Twitter is a great example. The technology itself is…simple. Web form. Subscription model. Limit to 140 characters. Yet it’s revolutionized the way people share and find information, causing Techcrunch’s MG Siegler to compare it to a modern day Walter Cronkite. All for a simple little web app. Here’s what WordPress founder Matt Mullenweg says about Twitter:
Whether the Twitter team intended it or not, they’ve built a killer and highly addictive reader platform with dozens of interesting UIs on top of it.
The thing with these innovations is that they are very much a market-determined disruption. This isn’t some sort of EUREKA! the moment the technology is rolled out of the labs. It takes the market to say that it’s disruptive.
Clayton Christensen (Innovator’s Dilemma) types of innovation will often fall in this quadrant. Existing technologies applied in new ways to address the lower end of the market.
Venkatesh Rao has a great perspective on this quadrant:
In fact, in most documented cases of disruption, the disruptive innovation was a minor/incremental change and well within the technical capabilities of the incumbent (and was often taken to market by a renegade spin off from the original company).
This quadrant is the best one for producing organic growth for companies. It has lower risk, but produces meaningful revenue growth.
Radical Tech, Create New Market
If any one quadrant defines the popular view of innovation, it’s this one. And that’s not without good reason. In the previous quadrant, existing technologies are applied to new markets. Well, existing technologies have to come from somewhere. That’s this quadrant.
This is the cool stuff that the press writes about. Check out AT&T’s Technology Showcase for a great example of some of these new technologies.
And it’s paying off. Amazon reports that the Kindle set a new sales record this November. Which points to the Kindle as a strong new revenue stream down the road, and a new source of sales for Amazon’s book sales. A home run in this quadrant.

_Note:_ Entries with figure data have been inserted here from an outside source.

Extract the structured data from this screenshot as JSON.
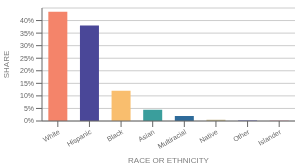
{
  "chart_data": {
    "type": "bar",
    "categories": [
      "White",
      "Hispanic",
      "Black",
      "Asian",
      "Multiracial",
      "Native",
      "Other",
      "Islander"
    ],
    "values": [
      43.5,
      38.0,
      12.0,
      4.5,
      2.0,
      0.5,
      0.3,
      0.2
    ],
    "colors": [
      "#F4846A",
      "#4A4798",
      "#F9BE6E",
      "#3A9E9C",
      "#2E6B9A",
      "#C8B98A",
      "#8888C8",
      "#E8A8B8"
    ],
    "xlabel": "RACE OR ETHNICITY",
    "ylabel": "SHARE",
    "ylim": [
      0,
      45
    ],
    "yticks": [
      {
        "value": 0,
        "label": "0%"
      },
      {
        "value": 5,
        "label": "5%"
      },
      {
        "value": 10,
        "label": "10%"
      },
      {
        "value": 15,
        "label": "15%"
      },
      {
        "value": 20,
        "label": "20%"
      },
      {
        "value": 25,
        "label": "25%"
      },
      {
        "value": 30,
        "label": "30%"
      },
      {
        "value": 35,
        "label": "35%"
      },
      {
        "value": 40,
        "label": "40%"
      }
    ],
    "grid": true
  }
}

These types of innovations are important for maintaining the long-term growth rates of companies. They provide needed growth, replenishing changes in existing markets.
Which leads us to the final quadrant…
Radical Tech, Manage Existing Market
There are times a company’s business is under attack, and it needs to address changing behaviors in its market. Innovations in this quadrant share the high risk profile of the previous quadrant, but they have a defensive nature to them. They don’t seek to find new opportunities, they seek to address changes in customer behavior.
Hulu strikes me as an example of this. A joint venture of NBC, Fox and ABC, Hulu lets users view shows on computers. This initiative addresses the emerging market shift away from televisions to viewing on all sorts of devices. It’s a better answer for this shift than the music industry initially had for the proliferation of MP3 songs on various P2P sites.
Gary Hamel has noted the increasing volatility of markets across the globe. Customers have better access to information about new options, and are willing to shift their spending more quickly. With this dynamic, expect some increase in activity for innovations in this quadrant.
Companies Need a Portfolio of Innovation Opportunities
In a recent Accenture survey, 58% of executives said their organization is looking for the next silver bullet rather than pursuing a portfolio of opportunities. When I hear that, I think first of the upper right quadrant (radical tech, create new market). These types of innovations are incredibly important, and should be part of a company’s innovation efforts.
But there’s really a good basis for expanding that view to look at the other types of innovation: technology vs. market, disruptive vs incremental.